Na memória, além dos grandes feitos, Vicente guarda também momentos de apreensão. Foram dois acidentes que ele detalhou à reportagem. O primeiro aconteceu voltando de São Sepé. “Estourou o motor, e eu precisei usar os ensinamentos que tive durante o curso, o primeiro deles, agilidade e reflexos rápidos, o que eu particularmente acho que são qualidades que o ser humano tem e não sabe. Com muita cautela, recebi as instruções da torre de controle e consegui fazer o pouso. Lembro que tinha outro avião também pousando e consegui parar o avião praticamente embaixo da asa dele, e evitei algo pior. Foi um susto, mas que me fez perceber que o meu equilíbrio emocional estava em dia, se eu me desesperasse poderia ter sido pior e quem sabe não estaria aqui para contar essa história”, disse ele.
O segundo acidente ocorreu na Quarta Colônia. Vicente conta que recebeu o pedido da Paróquia São Roque, pois, estavam em preparativos da Festa do Padroeiro do Município de Faxinal do Soturno, para espalhar os panfletos de propaganda da festa do padroeiro, o qual, foi ofertado o voo como patrocínio, ao sobrevoar a região, na localidade de Sítio dos Mellos, percebi que o avião estava perdendo a força no motor. "Estava presente no voo eu como piloto, e o amigo Amir Trevisan, Cacique, (Em memorium), ele me acompanhava para fins de soltar os panfletos da festa, e tirar fotos das paisagens.
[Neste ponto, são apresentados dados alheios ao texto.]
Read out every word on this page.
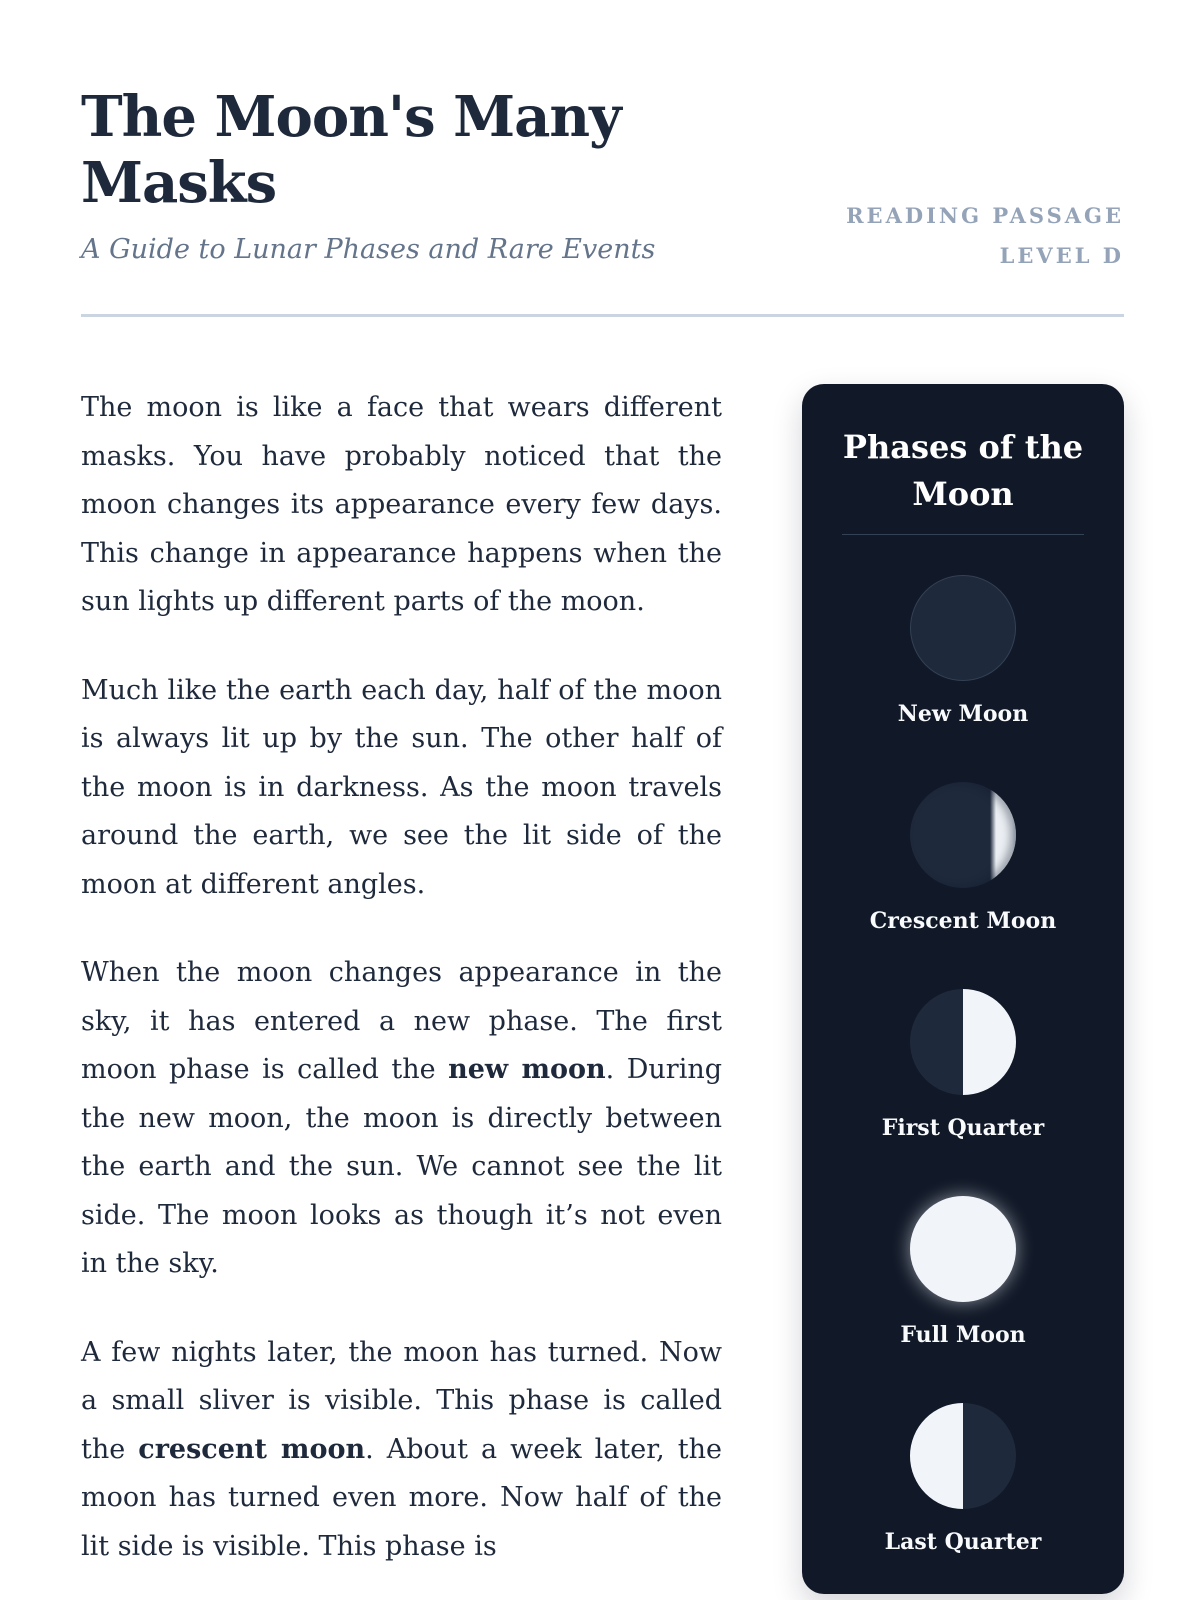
The Moon's Many Masks
A Guide to Lunar Phases and Rare Events
READING PASSAGE LEVEL D

The moon is like a face that wears different masks. You have probably noticed that the moon changes its appearance every few days. This change in appearance happens when the sun lights up different parts of the moon.

Much like the earth each day, half of the moon is always lit up by the sun. The other half of the moon is in darkness. As the moon travels around the earth, we see the lit side of the moon at different angles.

When the moon changes appearance in the sky, it has entered a new phase. The first moon phase is called the new moon. During the new moon, the moon is directly between the earth and the sun. We cannot see the lit side. The moon looks as though it’s not even in the sky.

A few nights later, the moon has turned. Now a small sliver is visible. This phase is called the crescent moon. About a week later, the moon has turned even more. Now half of the lit side is visible. This phase is

Phases of the Moon
New Moon
Crescent Moon
First Quarter
Full Moon
Last Quarter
E estava tudo certo, até que percebi uma diminuição na rotação, tentei acelerar, e o avião não respondeu, vou precisar pousar rapidamente, em segundos, mapeei a região em que estávamos, e tive rápida decisão de aterrissar o avião com segurança na estrada de acesso a cidade de Ivorá, o qual, não tivemos ferimentos algum, ficamos rindo do acontecido, ainda comentamos, estamos firmes, salvos e fortes, não foi desta vez que partimos desta, Lembro que um dentista que atuava na região chegou e perguntou se já tinham levado os feridos, e eu disse 'não, somos nós dois, estamos inteiros'. O acidente ocorreu em 12 de agosto de 1977 e Vicente conta que não cobrou nada da comunidade para largar os panfletos nas cidades.
Mesmo com os sustos, Vicente seguiu fazendo voos. Em 1984, ele encerrou a vida de piloto e fez o último voo para Pelotas. “Foi um período muito feliz, eu sempre quis, e vivi isso. Aprendi muito, conheci pessoas, foi uma época que eu recordo com muito carinho. Não sinto saudades, porque acho que foi o tempo que tinha que ser.”
Adepto da leitura, Vicente se mantém ativo. “Conheço lugares que nunca fui, mas que a leitura me permitiu. Sempre gostei de me informar, de atualizar, saber coisas diferentes. E assim fui norteando a minha trajetória. Tive dificuldades, desafios, mas eu olho para trás e vejo o quanto valeu a pena. Sou muito discreto, busco seguir o meu caminho. Sempre desejando o bem para todos”, finalizou.